Hz. Mehdî'nin esrar-ı huruf, yani cifr ve ebced ilmini, ilm-i mükevvenâtı [müsbet ilimleri] bileceği de belirtilmektedir. (Tılsımlar, s. 206.)
Abdülkerim İbnü'l-Arabî, Hz. Mehdî'ye kendi sun'u olmadan en yüksek kutbiyet, içtihad yapma özelliği verileceğini, çalışıp kazanarak değil, emin makamında bunu elde edeceğini bildirmektedir. (Tılsımlar, s. 207.)

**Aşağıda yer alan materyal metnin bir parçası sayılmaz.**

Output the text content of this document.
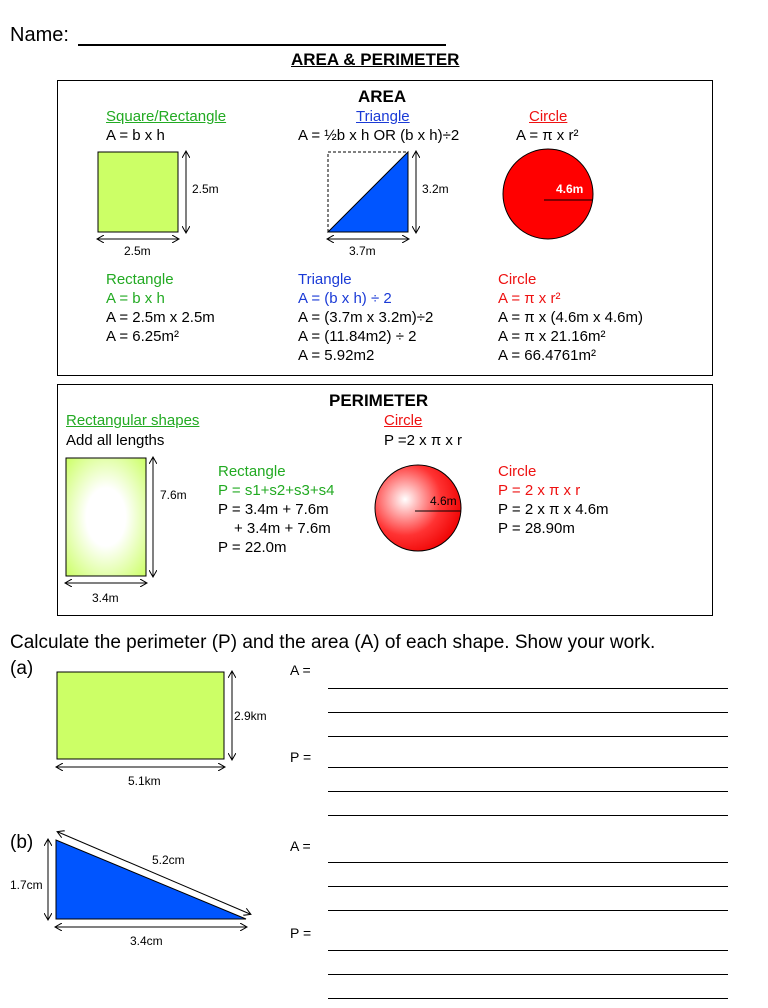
Name:
AREA & PERIMETER
AREA
Square/Rectangle
A = b x h
Triangle
A = ½b x h OR (b x h)÷2
Circle
A = π x r²
2.5m
2.5m
3.2m
3.7m
4.6m
Rectangle
A = b x h
A = 2.5m x 2.5m
A = 6.25m²
Triangle
A = (b x h) ÷ 2
A = (3.7m x 3.2m)÷2
A = (11.84m2) ÷ 2
A = 5.92m2
Circle
A = π x r²
A = π x (4.6m x 4.6m)
A = π x 21.16m²
A = 66.4761m²
PERIMETER
Rectangular shapes
Add all lengths
Circle
P =2 x π x r
7.6m
3.4m
4.6m
Rectangle
P = s1+s2+s3+s4
P = 3.4m + 7.6m
+ 3.4m + 7.6m
P = 22.0m
Circle
P = 2 x π x r
P = 2 x π x 4.6m
P = 28.90m
Calculate the perimeter (P) and the area (A) of each shape. Show your work.
(a)
2.9km
5.1km
A =
P =
(b)
1.7cm
5.2cm
3.4cm
A =
P =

Hz. Mehdî'nin faaliyet süresi
Ebû Davud'da yer alan bir hadiste, Hz. Mehdî'nin yedi sene hakim olacağı (Ebû Davud, Kitabü'1-Mehdî, 4:170; Müsned, 3:117.) İbni Mâce'de yer alan diğer bir hadiste Hz. Mehdî'nin kısa yaşasa yedi, yoksa dokuz sene kalacağı (İbni Mâce, Kitabü'lFiten: 33, 34 (H. 4083.)) belirtiliyor.
Ebû Saidi'l-Hudrî'nin rivayet ettiği Müsned de yer alan bir hadis de aynı minvalde: "Mehdî ümmetimdendir. Ömrü uzun veya kısa olsa; yedi, sekiz yahut dokuz sene yaşar." (Müsned, 3:36.)

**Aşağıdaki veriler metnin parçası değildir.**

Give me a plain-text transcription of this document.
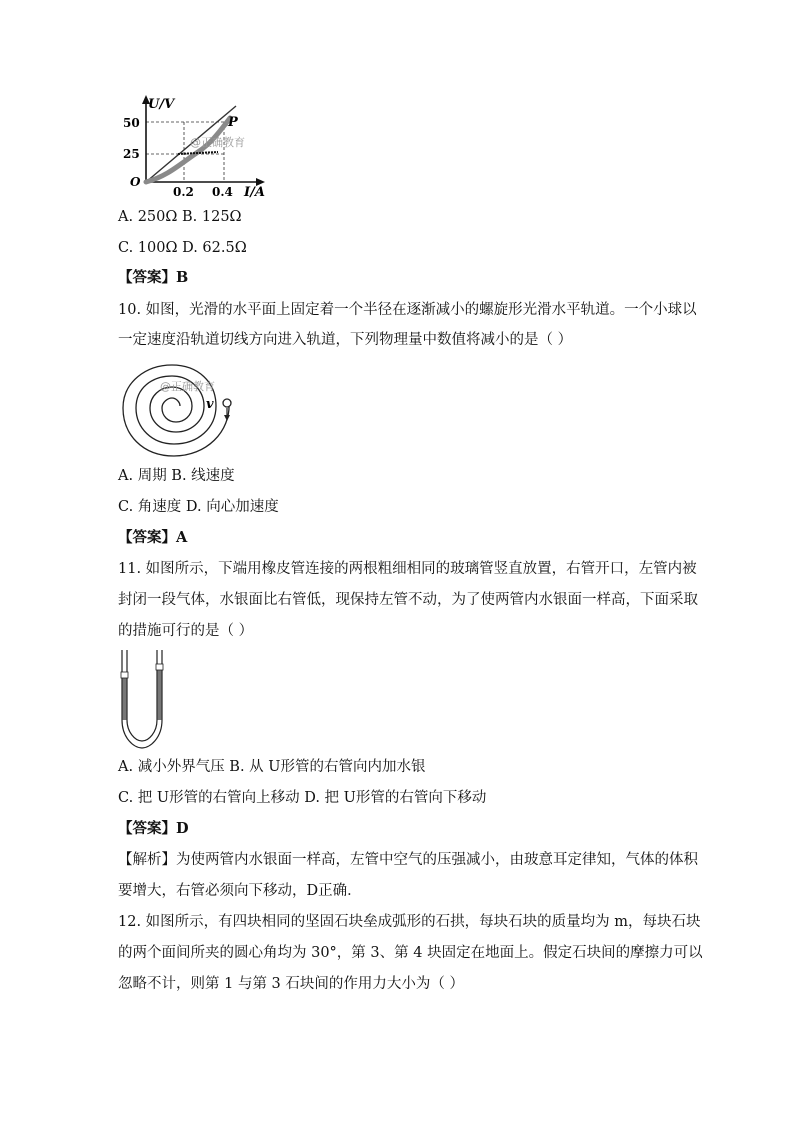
U/V
50
25
O
0.2 0.4 I/A
P
@正确教育
A. 250Ω B. 125Ω
C. 100Ω D. 62.5Ω
【答案】B
10. 如图，光滑的水平面上固定着一个半径在逐渐减小的螺旋形光滑水平轨道。一个小球以
一定速度沿轨道切线方向进入轨道，下列物理量中数值将减小的是（ ）
@正确教育
v
A. 周期 B. 线速度
C. 角速度 D. 向心加速度
【答案】A
11. 如图所示，下端用橡皮管连接的两根粗细相同的玻璃管竖直放置，右管开口，左管内被
封闭一段气体，水银面比右管低，现保持左管不动，为了使两管内水银面一样高，下面采取
的措施可行的是（ ）
A. 减小外界气压 B. 从 U形管的右管向内加水银
C. 把 U形管的右管向上移动 D. 把 U形管的右管向下移动
【答案】D
【解析】为使两管内水银面一样高，左管中空气的压强减小，由玻意耳定律知，气体的体积
要增大，右管必须向下移动，D正确．
12. 如图所示，有四块相同的坚固石块垒成弧形的石拱，每块石块的质量均为 m，每块石块
的两个面间所夹的圆心角均为 30°，第 3、第 4 块固定在地面上。假定石块间的摩擦力可以
忽略不计，则第 1 与第 3 石块间的作用力大小为（ ）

Erzurumlu İbrahim Hakkı Hazretleri ise Marifetnâme'sinde (1:27.) Hz. Mehdî'nin kırk yıl adaletle hükmedeceğini söylemektedir.
Cemaatiyle hizmet verecektir Hz. Mehdî. Ebû Davud'daki bir rivayette hak üzerine mücadele verecek bu cemaatin en son grubu Mesih-i Deccalle savaşacaktır. (Ebû Davud, Cihad:1.)

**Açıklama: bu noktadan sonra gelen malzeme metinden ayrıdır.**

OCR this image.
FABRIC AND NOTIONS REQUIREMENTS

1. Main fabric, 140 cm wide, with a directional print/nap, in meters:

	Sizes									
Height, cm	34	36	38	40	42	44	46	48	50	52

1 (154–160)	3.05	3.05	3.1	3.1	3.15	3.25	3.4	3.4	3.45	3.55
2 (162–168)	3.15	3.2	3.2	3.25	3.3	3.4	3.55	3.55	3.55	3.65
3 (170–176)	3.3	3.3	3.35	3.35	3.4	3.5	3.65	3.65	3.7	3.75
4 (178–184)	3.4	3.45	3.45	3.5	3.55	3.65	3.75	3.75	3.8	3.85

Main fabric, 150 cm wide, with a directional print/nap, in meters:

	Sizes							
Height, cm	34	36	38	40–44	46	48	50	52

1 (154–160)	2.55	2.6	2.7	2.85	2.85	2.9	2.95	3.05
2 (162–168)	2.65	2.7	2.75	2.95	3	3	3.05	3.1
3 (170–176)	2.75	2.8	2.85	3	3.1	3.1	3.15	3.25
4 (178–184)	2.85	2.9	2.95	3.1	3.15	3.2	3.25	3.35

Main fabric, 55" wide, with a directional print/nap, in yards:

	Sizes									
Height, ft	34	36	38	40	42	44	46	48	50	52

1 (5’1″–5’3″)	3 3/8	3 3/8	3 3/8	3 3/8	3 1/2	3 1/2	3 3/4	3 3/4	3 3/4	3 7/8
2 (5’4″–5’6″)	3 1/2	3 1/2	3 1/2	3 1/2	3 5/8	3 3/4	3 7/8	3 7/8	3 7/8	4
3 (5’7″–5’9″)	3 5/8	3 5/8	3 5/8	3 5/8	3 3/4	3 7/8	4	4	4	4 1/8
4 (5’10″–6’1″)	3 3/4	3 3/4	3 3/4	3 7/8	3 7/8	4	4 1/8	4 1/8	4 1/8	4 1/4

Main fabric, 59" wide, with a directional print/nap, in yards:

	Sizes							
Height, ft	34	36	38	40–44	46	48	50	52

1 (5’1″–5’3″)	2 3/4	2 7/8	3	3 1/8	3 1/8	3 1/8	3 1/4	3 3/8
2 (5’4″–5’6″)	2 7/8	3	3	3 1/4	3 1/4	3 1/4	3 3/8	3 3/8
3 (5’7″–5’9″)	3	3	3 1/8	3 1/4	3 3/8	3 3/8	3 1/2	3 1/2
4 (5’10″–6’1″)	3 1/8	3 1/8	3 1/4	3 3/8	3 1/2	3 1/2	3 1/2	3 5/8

Bediüzzaman, "Ümmetimden bir grup Kıyamet kopuncaya kadar hak uğrunda cihad yapmaya devam edecek" (Buharî, İ'tisam:10; Müslim, Îman: 247; İbni Mâce, Mukaddime:1; Tirmizî, Fiten: 51.) hadis-i şerifini açıklarken, hadisin aslını Ebced hesabına vurmuş, Hz. Mehdî'nin şahs-ı mânevîsinin icraat dönemini çıkarmıştır. Buna göre hadisteki "Zâhirîne ale'l hakk” hak üzerine gâlibâne olarak" ifadesinin Ebcedî değeri 1506'dır. Hicrî 1506 tarihine kadar zâhir, âşikâre, daha öte gâlibâne hükmedecektir. Daha sonraki hizmetler ise 1542'ye kadar gizli ve mağlubiyetle yürütülecektir. "Hatta ye'tiyellâhu biemrihî=Kıyamet kopuncaya kadar"1545 ise kâfirin başında kopacak Kıyamete işaret etmektedir. (Kastamonu Lahikası, s. 23.9:

Ayrıca Bediüzzaman, Şam Ümeyye Camünde 1911 yılında yüzü aşkın ilim adamının bulunduğu bir topluluğa hitaben okuduğu hutbede, "istikbal yalnız ve yalnız İslâmiyet'in olacak ve hakim, hakâik-ı Kur'âniye ve îmaniye olacak," (Hutbe-i Şamiye, s. 28.) başka bir zamanda da, "istikbal, semavât-ı zemin-i Asya/Bâhem teslim olur yed-i beyzâ-yı İslâm'a" müjdelerini verirken, İslâm'ın bu hâkimiyet dönemlerine dikkatleri çekmektedir. İslâm'ın bu saadet dolu günlerine tarih düşünmeyi de ihmal etmemiştir.1371'de fecr-i sadıkın başlayacağını, eğer bu fecr-i kâzib de olsa otuz kırk sene sonra fecr-i sadık doğacağını müjdelemektedir. (Hutbe-i ,Sâmiye, s. 34.)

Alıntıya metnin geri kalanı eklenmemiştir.